野中美紀さんのSTORY もしも娘が自分と同じ病気になったら。「いのちを優先した選択」のできる文化をつくる

「抗えない」という恐怖
私は当時、生命保険会社に勤めていて、がん保険も扱っていました。仕事柄がんに関する勉強もしていて、姉が確率の低いトリプルネガティブに2度もかかったことに疑問を感じました。そこで、姉にセカンドオピニオンを勧めたんです。
がん研究で有名な東京の病院で検査をすると、姉のがんは遺伝性のものであることがわかりました。「遺伝性乳がん卵巣がん症候群(以下、HBOC)」といって、遺伝的にがんを抑制する遺伝子に異常がある。そうした特性に由来したがんです。

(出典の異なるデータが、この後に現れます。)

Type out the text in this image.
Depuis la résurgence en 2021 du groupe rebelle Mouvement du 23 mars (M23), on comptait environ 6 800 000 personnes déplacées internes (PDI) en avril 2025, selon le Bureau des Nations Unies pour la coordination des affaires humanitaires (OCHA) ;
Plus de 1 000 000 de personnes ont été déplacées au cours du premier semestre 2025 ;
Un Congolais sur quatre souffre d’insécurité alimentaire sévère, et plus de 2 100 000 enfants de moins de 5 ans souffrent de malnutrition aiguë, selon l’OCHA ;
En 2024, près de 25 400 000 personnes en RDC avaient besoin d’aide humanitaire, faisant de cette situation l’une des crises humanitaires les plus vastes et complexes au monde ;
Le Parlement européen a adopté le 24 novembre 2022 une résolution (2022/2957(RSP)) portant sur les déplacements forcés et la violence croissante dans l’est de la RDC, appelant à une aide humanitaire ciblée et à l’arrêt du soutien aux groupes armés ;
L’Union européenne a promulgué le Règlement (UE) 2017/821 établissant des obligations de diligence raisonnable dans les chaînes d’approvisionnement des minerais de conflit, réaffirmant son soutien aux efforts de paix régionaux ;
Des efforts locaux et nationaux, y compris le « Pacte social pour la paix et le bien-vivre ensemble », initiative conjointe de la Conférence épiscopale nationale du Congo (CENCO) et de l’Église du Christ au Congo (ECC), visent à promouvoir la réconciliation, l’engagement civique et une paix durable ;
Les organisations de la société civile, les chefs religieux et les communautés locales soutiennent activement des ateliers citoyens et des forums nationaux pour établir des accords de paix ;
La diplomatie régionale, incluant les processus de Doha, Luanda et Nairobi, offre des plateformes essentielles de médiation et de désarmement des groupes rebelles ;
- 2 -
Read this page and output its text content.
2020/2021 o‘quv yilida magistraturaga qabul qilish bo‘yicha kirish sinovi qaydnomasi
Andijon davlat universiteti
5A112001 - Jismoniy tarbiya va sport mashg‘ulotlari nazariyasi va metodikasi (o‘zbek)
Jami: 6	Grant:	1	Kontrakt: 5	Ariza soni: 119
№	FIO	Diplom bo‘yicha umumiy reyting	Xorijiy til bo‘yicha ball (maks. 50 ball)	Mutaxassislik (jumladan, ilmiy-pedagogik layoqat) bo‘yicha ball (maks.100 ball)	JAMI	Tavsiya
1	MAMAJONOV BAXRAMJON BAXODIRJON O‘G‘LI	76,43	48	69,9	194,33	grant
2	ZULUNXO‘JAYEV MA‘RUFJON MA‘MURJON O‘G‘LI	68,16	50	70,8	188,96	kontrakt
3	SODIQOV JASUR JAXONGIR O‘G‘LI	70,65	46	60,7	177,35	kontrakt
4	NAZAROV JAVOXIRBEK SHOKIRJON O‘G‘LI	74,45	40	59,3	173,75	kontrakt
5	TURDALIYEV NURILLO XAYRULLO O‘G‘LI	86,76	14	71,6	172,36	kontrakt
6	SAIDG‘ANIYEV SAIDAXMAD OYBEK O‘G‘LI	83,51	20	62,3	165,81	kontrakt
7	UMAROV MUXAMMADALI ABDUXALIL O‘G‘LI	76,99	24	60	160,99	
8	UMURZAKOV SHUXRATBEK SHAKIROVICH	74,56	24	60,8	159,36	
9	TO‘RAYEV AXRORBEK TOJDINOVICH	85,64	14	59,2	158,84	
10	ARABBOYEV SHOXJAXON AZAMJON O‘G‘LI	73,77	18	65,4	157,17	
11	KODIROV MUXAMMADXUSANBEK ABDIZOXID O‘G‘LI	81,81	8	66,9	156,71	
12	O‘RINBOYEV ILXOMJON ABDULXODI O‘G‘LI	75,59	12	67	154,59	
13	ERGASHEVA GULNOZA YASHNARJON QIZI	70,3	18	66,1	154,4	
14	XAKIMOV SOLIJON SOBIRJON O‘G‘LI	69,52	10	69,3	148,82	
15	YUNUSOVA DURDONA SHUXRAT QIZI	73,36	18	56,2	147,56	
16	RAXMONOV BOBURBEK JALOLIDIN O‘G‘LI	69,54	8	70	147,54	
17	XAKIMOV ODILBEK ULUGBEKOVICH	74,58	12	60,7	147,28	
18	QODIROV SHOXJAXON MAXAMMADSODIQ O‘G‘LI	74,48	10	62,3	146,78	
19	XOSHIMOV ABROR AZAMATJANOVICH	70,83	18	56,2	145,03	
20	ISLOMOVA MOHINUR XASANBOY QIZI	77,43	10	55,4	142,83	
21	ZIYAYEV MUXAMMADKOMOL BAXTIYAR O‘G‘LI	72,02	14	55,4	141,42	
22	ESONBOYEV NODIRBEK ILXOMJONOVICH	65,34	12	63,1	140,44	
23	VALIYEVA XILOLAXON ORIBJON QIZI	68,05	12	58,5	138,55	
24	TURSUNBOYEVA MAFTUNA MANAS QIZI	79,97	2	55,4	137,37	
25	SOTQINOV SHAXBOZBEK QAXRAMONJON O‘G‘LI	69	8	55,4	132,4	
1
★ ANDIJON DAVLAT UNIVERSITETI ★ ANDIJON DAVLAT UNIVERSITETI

私も50%の確率でHBOCであり、乳がんだけではなく卵巣がんも発症しやすいということでした。当時はようやく日本でも遺伝学的検査が始まった頃で、HBOCに関する情報もまったく集まりません。ショックや悲しさというよりも、ゾワッとした、得体の知れない恐怖を感じました。
それが3月のことです。遺伝学的検査に保険は適用されず、日本での検査数が2桁に届かないくらいの段階だったと思います。それに、遺伝に関する情報はセンシティブに扱われ、病院から姉の情報をもらうことも難しい。漠然とした不安はあるけれども、具体的な行動はできずにいました。

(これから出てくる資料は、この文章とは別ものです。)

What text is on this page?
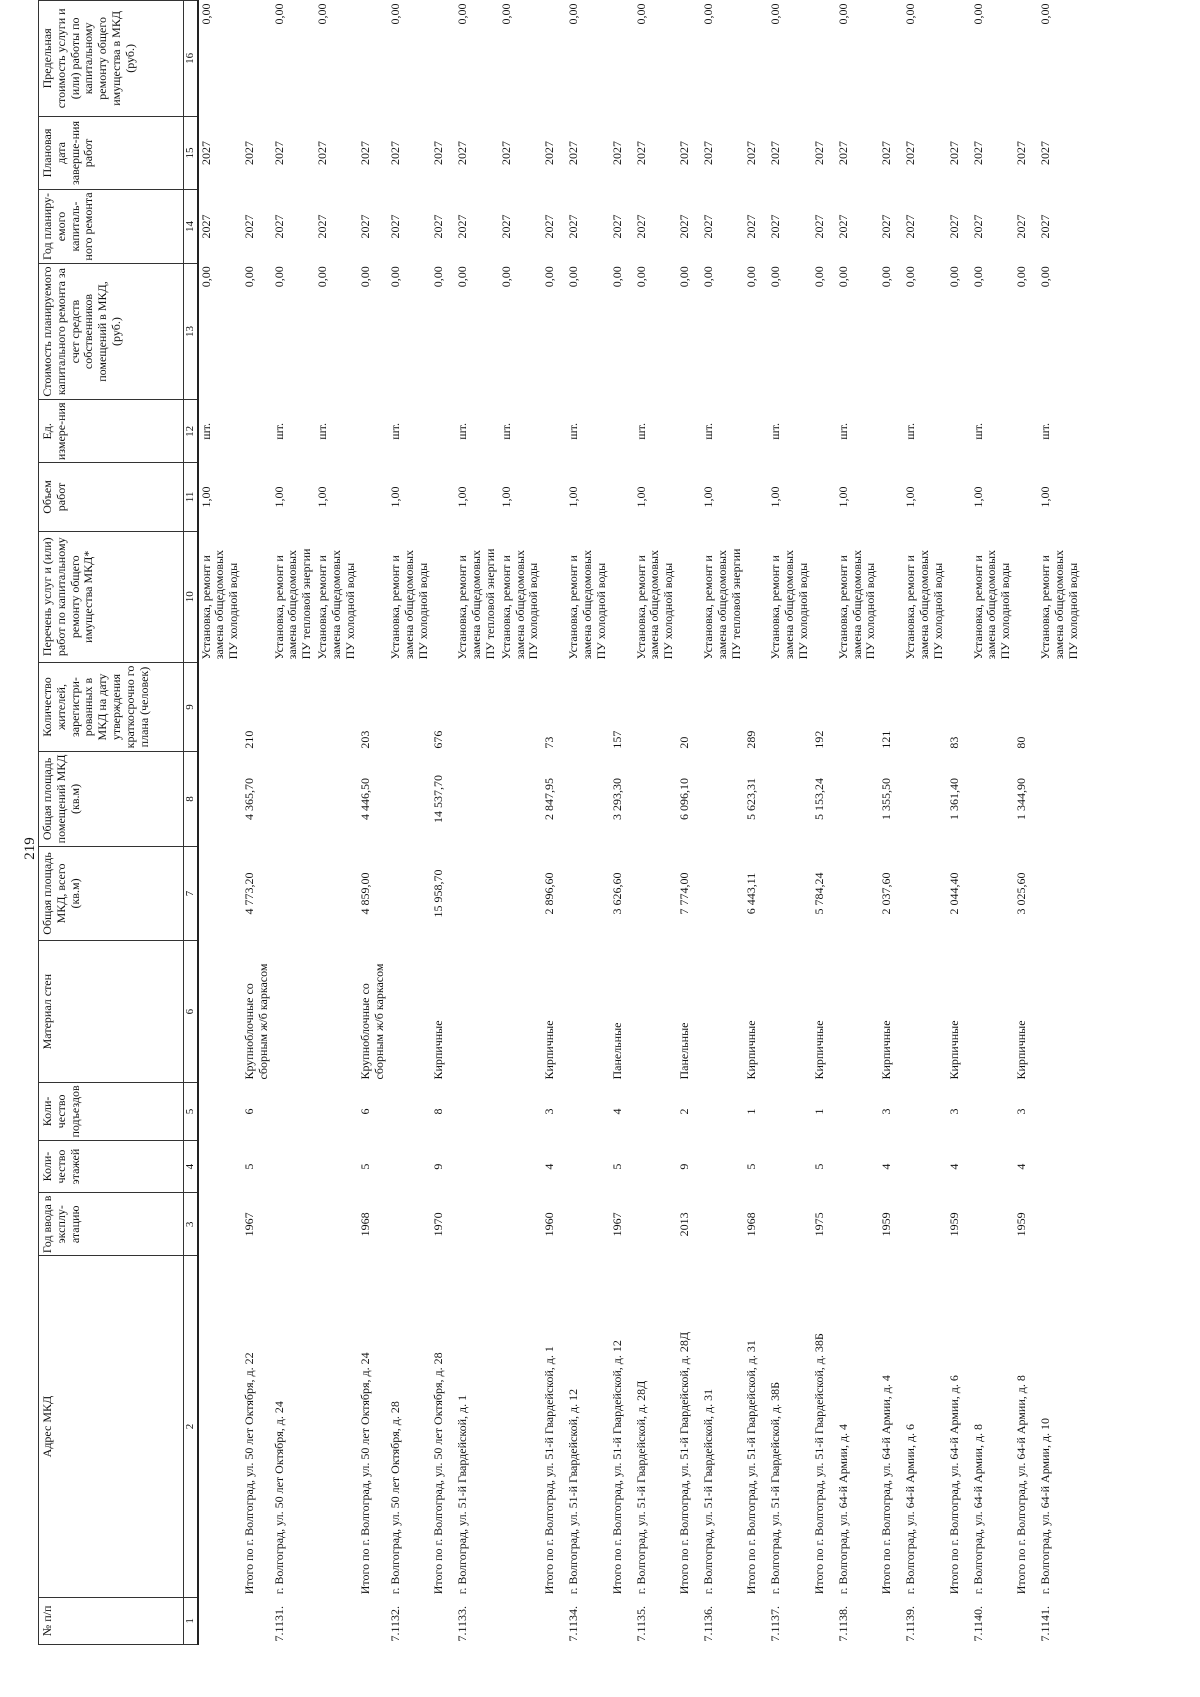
219
№ п/п	Адрес МКД	Год ввода в эксплу-атацию	Коли-чество этажей	Коли-чество подъездов	Материал стен	Общая площадь МКД, всего (кв.м)	Общая площадь помещений МКД (кв.м)	Количество жителей, зарегистри-рованных в МКД на дату утверждения краткосрочно го плана (человек)	Перечень услуг и (или) работ по капитальному ремонту общего имущества МКД*	Объем работ	Ед. измере-ния	Стоимость планируемого капитального ремонта за счет средств собственников помещений в МКД, (руб.)	Год планиру-емого капиталь-ного ремонта	Плановая дата заверше-ния работ	Предельная стоимость услуги и (или) работы по капитальному ремонту общего имущества в МКД (руб.)
1	2	3	4	5	6	7	8	9	10	11	12	13	14	15	16
									Установка, ремонт и замена общедомовых ПУ холодной воды	1,00	шт.	0,00	2027	2027	0,00
	Итого по г. Волгоград, ул. 50 лет Октября, д. 22	1967	5	6	Крупноблочные со сборным ж/б каркасом	4 773,20	4 365,70	210				0,00	2027	2027	
7.1131.	г. Волгоград, ул. 50 лет Октября, д. 24								Установка, ремонт и замена общедомовых ПУ тепловой энергии	1,00	шт.	0,00	2027	2027	0,00
									Установка, ремонт и замена общедомовых ПУ холодной воды	1,00	шт.	0,00	2027	2027	0,00
	Итого по г. Волгоград, ул. 50 лет Октября, д. 24	1968	5	6	Крупноблочные со сборным ж/б каркасом	4 859,00	4 446,50	203				0,00	2027	2027	
7.1132.	г. Волгоград, ул. 50 лет Октября, д. 28								Установка, ремонт и замена общедомовых ПУ холодной воды	1,00	шт.	0,00	2027	2027	0,00
	Итого по г. Волгоград, ул. 50 лет Октября, д. 28	1970	9	8	Кирпичные	15 958,70	14 537,70	676				0,00	2027	2027	
7.1133.	г. Волгоград, ул. 51-й Гвардейской, д. 1								Установка, ремонт и замена общедомовых ПУ тепловой энергии	1,00	шт.	0,00	2027	2027	0,00
									Установка, ремонт и замена общедомовых ПУ холодной воды	1,00	шт.	0,00	2027	2027	0,00
	Итого по г. Волгоград, ул. 51-й Гвардейской, д. 1	1960	4	3	Кирпичные	2 896,60	2 847,95	73				0,00	2027	2027	
7.1134.	г. Волгоград, ул. 51-й Гвардейской, д. 12								Установка, ремонт и замена общедомовых ПУ холодной воды	1,00	шт.	0,00	2027	2027	0,00
	Итого по г. Волгоград, ул. 51-й Гвардейской, д. 12	1967	5	4	Панельные	3 626,60	3 293,30	157				0,00	2027	2027	
7.1135.	г. Волгоград, ул. 51-й Гвардейской, д. 28Д								Установка, ремонт и замена общедомовых ПУ холодной воды	1,00	шт.	0,00	2027	2027	0,00
	Итого по г. Волгоград, ул. 51-й Гвардейской, д. 28Д	2013	9	2	Панельные	7 774,00	6 096,10	20				0,00	2027	2027	
7.1136.	г. Волгоград, ул. 51-й Гвардейской, д. 31								Установка, ремонт и замена общедомовых ПУ тепловой энергии	1,00	шт.	0,00	2027	2027	0,00
	Итого по г. Волгоград, ул. 51-й Гвардейской, д. 31	1968	5	1	Кирпичные	6 443,11	5 623,31	289				0,00	2027	2027	
7.1137.	г. Волгоград, ул. 51-й Гвардейской, д. 38Б								Установка, ремонт и замена общедомовых ПУ холодной воды	1,00	шт.	0,00	2027	2027	0,00
	Итого по г. Волгоград, ул. 51-й Гвардейской, д. 38Б	1975	5	1	Кирпичные	5 784,24	5 153,24	192				0,00	2027	2027	
7.1138.	г. Волгоград, ул. 64-й Армии, д. 4								Установка, ремонт и замена общедомовых ПУ холодной воды	1,00	шт.	0,00	2027	2027	0,00
	Итого по г. Волгоград, ул. 64-й Армии, д. 4	1959	4	3	Кирпичные	2 037,60	1 355,50	121				0,00	2027	2027	
7.1139.	г. Волгоград, ул. 64-й Армии, д. 6								Установка, ремонт и замена общедомовых ПУ холодной воды	1,00	шт.	0,00	2027	2027	0,00
	Итого по г. Волгоград, ул. 64-й Армии, д. 6	1959	4	3	Кирпичные	2 044,40	1 361,40	83				0,00	2027	2027	
7.1140.	г. Волгоград, ул. 64-й Армии, д. 8								Установка, ремонт и замена общедомовых ПУ холодной воды	1,00	шт.	0,00	2027	2027	0,00
	Итого по г. Волгоград, ул. 64-й Армии, д. 8	1959	4	3	Кирпичные	3 025,60	1 344,90	80				0,00	2027	2027	
7.1141.	г. Волгоград, ул. 64-й Армии, д. 10								Установка, ремонт и замена общедомовых ПУ холодной воды	1,00	шт.	0,00	2027	2027	0,00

5カ月ほど経ってから毎年会社で受ける人間ドックに引っ掛かり、姉と同じ病院で再検査を受けました。結果は不明瞭な石灰化。がんの可能性もあるということで、1年後にもう一度検査をすることになりました。一般的ながんの進行から考えると、1年後でも十分追いかけることができる状態だったんです。現時点ではがんとは判断できず、生検する段階でもないということで、1年後の再検査で十分となりました。

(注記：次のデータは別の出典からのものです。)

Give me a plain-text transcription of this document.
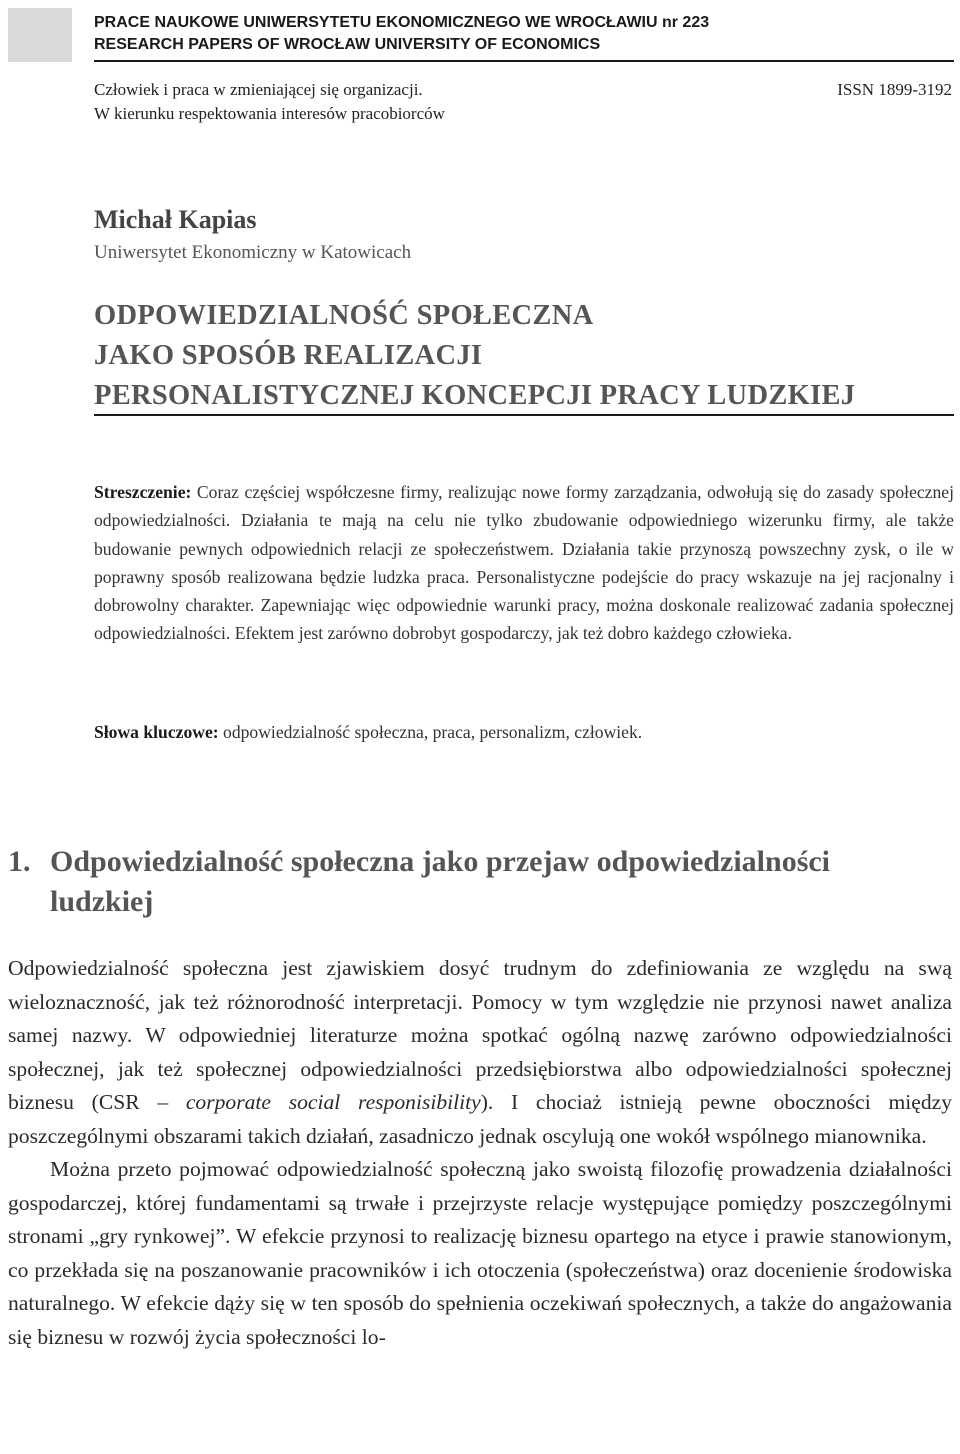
PRACE NAUKOWE UNIWERSYTETU EKONOMICZNEGO WE WROCŁAWIU nr 223
RESEARCH PAPERS OF WROCŁAW UNIVERSITY OF ECONOMICS
Człowiek i praca w zmieniającej się organizacji.
W kierunku respektowania interesów pracobiorców
ISSN 1899-3192
Michał Kapias
Uniwersytet Ekonomiczny w Katowicach
ODPOWIEDZIALNOŚĆ SPOŁECZNA
JAKO SPOSÓB REALIZACJI
PERSONALISTYCZNEJ KONCEPCJI PRACY LUDZKIEJ
Streszczenie: Coraz częściej współczesne firmy, realizując nowe formy zarządzania, odwołują się do zasady społecznej odpowiedzialności. Działania te mają na celu nie tylko zbudowanie odpowiedniego wizerunku firmy, ale także budowanie pewnych odpowiednich relacji ze społeczeństwem. Działania takie przynoszą powszechny zysk, o ile w poprawny sposób realizowana będzie ludzka praca. Personalistyczne podejście do pracy wskazuje na jej racjonalny i dobrowolny charakter. Zapewniając więc odpowiednie warunki pracy, można doskonale realizować zadania społecznej odpowiedzialności. Efektem jest zarówno dobrobyt gospodarczy, jak też dobro każdego człowieka.
Słowa kluczowe: odpowiedzialność społeczna, praca, personalizm, człowiek.
1. Odpowiedzialność społeczna jako przejaw odpowiedzialności
ludzkiej

Odpowiedzialność społeczna jest zjawiskiem dosyć trudnym do zdefiniowania ze względu na swą wieloznaczność, jak też różnorodność interpretacji. Pomocy w tym względzie nie przynosi nawet analiza samej nazwy. W odpowiedniej literaturze można spotkać ogólną nazwę zarówno odpowiedzialności społecznej, jak też społecznej odpowiedzialności przedsiębiorstwa albo odpowiedzialności społecznej biznesu (CSR – corporate social responisibility). I chociaż istnieją pewne oboczności między poszczególnymi obszarami takich działań, zasadniczo jednak oscylują one wokół wspólnego mianownika.

Można przeto pojmować odpowiedzialność społeczną jako swoistą filozofię prowadzenia działalności gospodarczej, której fundamentami są trwałe i przejrzyste relacje występujące pomiędzy poszczególnymi stronami „gry rynkowej”. W efekcie przynosi to realizację biznesu opartego na etyce i prawie stanowionym, co przekłada się na poszanowanie pracowników i ich otoczenia (społeczeństwa) oraz docenienie środowiska naturalnego. W efekcie dąży się w ten sposób do spełnienia oczekiwań społecznych, a także do angażowania się biznesu w rozwój życia społeczności lo-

HBOCのことがあるので、なんとか遺伝学的検査が受けられないかと乳腺科の先生に相談したら、遺伝子外来の先生を紹介してくれました。膨大な資料を説明され、何度か遺伝カウンセリングを受けて、11月にやっと検査を受けることができました。日本では分析出来ず、アメリカに血液を送って1か月後、結果は陽性でした。
HBOCであるということは、がん細胞を攻撃する免疫細胞をつくり出すことができないということです。持って生まれた身体の特性であり、抗うことができない。とにかく得体の知れない恐怖を感じました。